Hypercalcemia in Pregnancy Due to CYP24A1 Mutations: Case Report and Review of the Literature
Stefan Pilz,
Verena Theiler-Schwetz,
Pawel Pludowski,
Sieglinde Zelzer,
Andreas Meinitzer,
Spyridon N. Karras,
Waldemar Misiorowski,
Armin Zittermann,
Winfried März,
Christian Trummer
Affiliations
Stefan Pilz
Department of Internal Medicine, Division of Endocrinology and Diabetology, Medical University of Graz, Auenbruggerplatz 15, 8036 Graz, Austria
Verena Theiler-Schwetz
Department of Internal Medicine, Division of Endocrinology and Diabetology, Medical University of Graz, Auenbruggerplatz 15, 8036 Graz, Austria
Pawel Pludowski
Department of Biochemistry, Radioimmunology and Experimental Medicine, The Children’s Memorial Health Institute, 04-730 Warsaw, Poland
Sieglinde Zelzer
Clinical Institute of Medical and Chemical Laboratory Diagnostics, Medical University of Graz, 8036 Graz, Austria
Andreas Meinitzer
Clinical Institute of Medical and Chemical Laboratory Diagnostics, Medical University of Graz, 8036 Graz, Austria
Spyridon N. Karras
National Scholarship Foundation, 55535 Thessaloniki, Greece
Waldemar Misiorowski
Department of Endocrinology, Centre of Postgraduate Medical Education, Bielanski Hospital, 01-809 Warsaw, Poland
Armin Zittermann
Clinic for Thoracic and Cardiovascular Surgery, Herz- und Diabeteszentrum Nordrhein-Westfalen (NRW), Ruhr University Bochum, 32545 Bad Oeynhausen, Germany
Winfried März
Clinical Institute of Medical and Chemical Laboratory Diagnostics, Medical University of Graz, 8036 Graz, Austria
Christian Trummer
Department of Internal Medicine, Division of Endocrinology and Diabetology, Medical University of Graz, Auenbruggerplatz 15, 8036 Graz, Austria
Pathogenic mutations of CYP24A1 lead to an impaired catabolism of vitamin D metabolites and should be considered in the differential diagnosis of hypercalcemia with low parathyroid hormone concentrations. Diagnosis is based on a reduced 24,25-dihydroxyvitamin D to 25-hydroxyvitamin D ratio and confirmed by genetic analyses. Pregnancy is associated with an upregulation of the active vitamin D hormone calcitriol and may thus particularly trigger hypercalcemia in affected patients.
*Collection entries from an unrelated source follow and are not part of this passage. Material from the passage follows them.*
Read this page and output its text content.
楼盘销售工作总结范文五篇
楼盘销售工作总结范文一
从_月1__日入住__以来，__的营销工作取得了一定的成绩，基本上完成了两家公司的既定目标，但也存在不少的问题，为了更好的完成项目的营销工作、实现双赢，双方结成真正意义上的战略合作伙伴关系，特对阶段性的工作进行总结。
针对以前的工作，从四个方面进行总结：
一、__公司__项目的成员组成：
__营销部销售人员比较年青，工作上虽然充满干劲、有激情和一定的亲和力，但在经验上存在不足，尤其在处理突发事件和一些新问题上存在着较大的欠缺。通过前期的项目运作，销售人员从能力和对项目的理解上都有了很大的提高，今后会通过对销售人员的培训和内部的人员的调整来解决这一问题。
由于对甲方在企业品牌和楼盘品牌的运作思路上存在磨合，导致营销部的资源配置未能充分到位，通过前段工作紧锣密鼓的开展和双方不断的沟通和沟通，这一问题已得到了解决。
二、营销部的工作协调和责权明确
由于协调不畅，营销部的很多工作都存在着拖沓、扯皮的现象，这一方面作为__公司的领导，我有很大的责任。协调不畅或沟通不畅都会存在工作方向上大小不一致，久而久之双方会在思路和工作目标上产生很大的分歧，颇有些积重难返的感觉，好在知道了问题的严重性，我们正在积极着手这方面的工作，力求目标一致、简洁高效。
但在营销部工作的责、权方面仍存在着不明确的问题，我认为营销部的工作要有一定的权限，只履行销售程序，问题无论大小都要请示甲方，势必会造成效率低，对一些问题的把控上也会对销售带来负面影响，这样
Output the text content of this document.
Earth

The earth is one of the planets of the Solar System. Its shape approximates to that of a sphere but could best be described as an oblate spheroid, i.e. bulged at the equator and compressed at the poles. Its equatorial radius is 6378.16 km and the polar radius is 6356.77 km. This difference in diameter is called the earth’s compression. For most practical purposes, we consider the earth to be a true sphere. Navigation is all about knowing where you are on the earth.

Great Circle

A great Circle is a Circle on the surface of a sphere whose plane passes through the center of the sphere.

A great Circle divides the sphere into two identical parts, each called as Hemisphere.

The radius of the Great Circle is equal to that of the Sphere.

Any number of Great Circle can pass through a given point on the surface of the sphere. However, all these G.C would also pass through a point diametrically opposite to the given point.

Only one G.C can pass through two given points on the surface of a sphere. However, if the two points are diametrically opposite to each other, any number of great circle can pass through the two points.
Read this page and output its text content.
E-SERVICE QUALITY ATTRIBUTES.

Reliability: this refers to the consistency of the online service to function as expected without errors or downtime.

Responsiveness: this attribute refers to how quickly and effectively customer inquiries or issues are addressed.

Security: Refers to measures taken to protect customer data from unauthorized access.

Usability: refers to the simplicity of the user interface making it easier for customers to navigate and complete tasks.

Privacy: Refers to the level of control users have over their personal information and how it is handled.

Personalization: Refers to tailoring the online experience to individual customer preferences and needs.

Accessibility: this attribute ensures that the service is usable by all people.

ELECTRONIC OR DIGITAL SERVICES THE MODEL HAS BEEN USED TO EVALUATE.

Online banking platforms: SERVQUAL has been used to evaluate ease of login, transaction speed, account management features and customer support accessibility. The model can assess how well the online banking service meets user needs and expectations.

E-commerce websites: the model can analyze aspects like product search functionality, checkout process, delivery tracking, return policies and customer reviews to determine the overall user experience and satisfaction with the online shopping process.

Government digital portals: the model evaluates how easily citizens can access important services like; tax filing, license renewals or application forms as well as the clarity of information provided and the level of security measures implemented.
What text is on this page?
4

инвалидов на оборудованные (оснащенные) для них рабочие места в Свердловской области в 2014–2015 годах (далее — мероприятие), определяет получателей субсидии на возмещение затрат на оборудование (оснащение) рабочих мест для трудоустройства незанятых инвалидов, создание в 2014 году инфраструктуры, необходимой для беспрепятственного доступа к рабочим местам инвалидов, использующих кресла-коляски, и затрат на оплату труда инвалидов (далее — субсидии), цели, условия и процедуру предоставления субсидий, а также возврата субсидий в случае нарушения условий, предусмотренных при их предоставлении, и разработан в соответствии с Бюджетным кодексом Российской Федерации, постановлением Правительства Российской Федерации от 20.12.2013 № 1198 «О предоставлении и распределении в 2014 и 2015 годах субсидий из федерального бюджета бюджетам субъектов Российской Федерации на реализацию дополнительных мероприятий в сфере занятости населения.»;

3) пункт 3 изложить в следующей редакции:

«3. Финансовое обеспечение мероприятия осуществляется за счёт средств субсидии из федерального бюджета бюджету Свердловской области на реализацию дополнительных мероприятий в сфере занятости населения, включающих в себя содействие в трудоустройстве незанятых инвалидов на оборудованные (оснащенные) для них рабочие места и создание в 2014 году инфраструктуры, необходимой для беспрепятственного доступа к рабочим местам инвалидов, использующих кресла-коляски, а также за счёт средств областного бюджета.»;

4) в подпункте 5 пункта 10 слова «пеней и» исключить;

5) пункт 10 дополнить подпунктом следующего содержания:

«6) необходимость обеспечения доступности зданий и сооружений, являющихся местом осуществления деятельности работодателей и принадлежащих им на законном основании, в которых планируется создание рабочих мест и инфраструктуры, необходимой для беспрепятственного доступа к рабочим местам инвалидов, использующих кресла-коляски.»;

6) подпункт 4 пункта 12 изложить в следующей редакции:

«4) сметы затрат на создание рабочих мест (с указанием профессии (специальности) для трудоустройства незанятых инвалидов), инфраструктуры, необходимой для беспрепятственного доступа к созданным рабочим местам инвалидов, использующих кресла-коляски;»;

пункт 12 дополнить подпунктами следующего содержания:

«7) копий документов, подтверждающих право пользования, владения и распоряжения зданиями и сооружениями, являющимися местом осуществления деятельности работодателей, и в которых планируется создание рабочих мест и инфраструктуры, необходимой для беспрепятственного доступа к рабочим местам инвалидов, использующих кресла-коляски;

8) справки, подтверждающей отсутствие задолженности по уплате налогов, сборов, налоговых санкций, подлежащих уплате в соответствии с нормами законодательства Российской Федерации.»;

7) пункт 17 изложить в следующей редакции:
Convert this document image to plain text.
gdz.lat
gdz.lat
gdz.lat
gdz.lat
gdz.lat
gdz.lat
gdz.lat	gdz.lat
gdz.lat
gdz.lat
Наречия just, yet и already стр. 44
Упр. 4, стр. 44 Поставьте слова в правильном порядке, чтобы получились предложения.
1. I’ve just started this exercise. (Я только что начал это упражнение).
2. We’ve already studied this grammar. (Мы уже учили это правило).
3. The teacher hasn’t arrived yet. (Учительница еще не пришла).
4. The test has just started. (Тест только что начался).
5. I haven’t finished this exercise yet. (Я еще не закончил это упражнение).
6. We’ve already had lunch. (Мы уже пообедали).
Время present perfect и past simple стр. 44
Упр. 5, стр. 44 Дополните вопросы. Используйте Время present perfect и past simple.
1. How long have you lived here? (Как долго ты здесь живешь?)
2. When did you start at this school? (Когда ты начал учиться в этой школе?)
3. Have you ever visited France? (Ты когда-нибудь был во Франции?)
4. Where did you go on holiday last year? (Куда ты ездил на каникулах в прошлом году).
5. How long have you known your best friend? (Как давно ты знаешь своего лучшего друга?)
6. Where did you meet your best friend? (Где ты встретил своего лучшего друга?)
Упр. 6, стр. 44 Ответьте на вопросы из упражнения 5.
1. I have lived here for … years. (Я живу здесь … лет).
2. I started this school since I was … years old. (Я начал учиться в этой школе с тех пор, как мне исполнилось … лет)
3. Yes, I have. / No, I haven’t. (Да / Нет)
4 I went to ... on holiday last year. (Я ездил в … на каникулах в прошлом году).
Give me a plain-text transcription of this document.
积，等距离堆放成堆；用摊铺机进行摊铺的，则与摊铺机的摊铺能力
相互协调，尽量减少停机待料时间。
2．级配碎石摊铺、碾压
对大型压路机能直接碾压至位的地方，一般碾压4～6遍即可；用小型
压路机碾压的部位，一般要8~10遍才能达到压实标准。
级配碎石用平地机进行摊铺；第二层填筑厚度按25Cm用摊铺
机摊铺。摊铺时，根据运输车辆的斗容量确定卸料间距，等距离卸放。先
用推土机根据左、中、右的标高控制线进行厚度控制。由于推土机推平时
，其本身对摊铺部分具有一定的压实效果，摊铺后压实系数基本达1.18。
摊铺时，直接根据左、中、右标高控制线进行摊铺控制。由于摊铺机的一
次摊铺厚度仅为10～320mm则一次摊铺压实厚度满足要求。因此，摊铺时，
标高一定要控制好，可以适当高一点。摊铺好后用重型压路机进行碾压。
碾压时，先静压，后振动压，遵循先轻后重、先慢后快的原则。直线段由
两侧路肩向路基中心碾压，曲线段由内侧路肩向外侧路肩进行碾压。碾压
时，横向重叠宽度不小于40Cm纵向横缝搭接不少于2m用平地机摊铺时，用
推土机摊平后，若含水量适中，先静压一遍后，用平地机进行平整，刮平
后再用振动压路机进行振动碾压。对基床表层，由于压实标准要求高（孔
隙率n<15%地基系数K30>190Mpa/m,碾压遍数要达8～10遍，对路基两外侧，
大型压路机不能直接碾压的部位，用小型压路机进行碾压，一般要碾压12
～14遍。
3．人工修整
We present a case report and a narrative review of pregnant women with CYP24A1 mutations (13 women with 29 pregnancies) outlining the laboratory and clinical characteristics during pregnancy and postpartum and the applied treatment approaches. In general, pregnancy triggered hypercalcemia in the affected women and obstetric complications were frequently reported. Conclusions on drugs to treat hypercalcemia during pregnancy are extremely limited and do not show clear evidence of efficacy. Strictly avoiding vitamin D supplementation seems to be effective in preventing or reducing the degree of hypercalcemia. Our case of a 24-year-old woman who presented with hypercalcemia in the 24th gestational week delivered a healthy baby and hypercalcemia resolved while breastfeeding. Pathogenic mutations of CYP24A1 mutations are rare but should be considered in the context of vitamin D supplementation during pregnancy.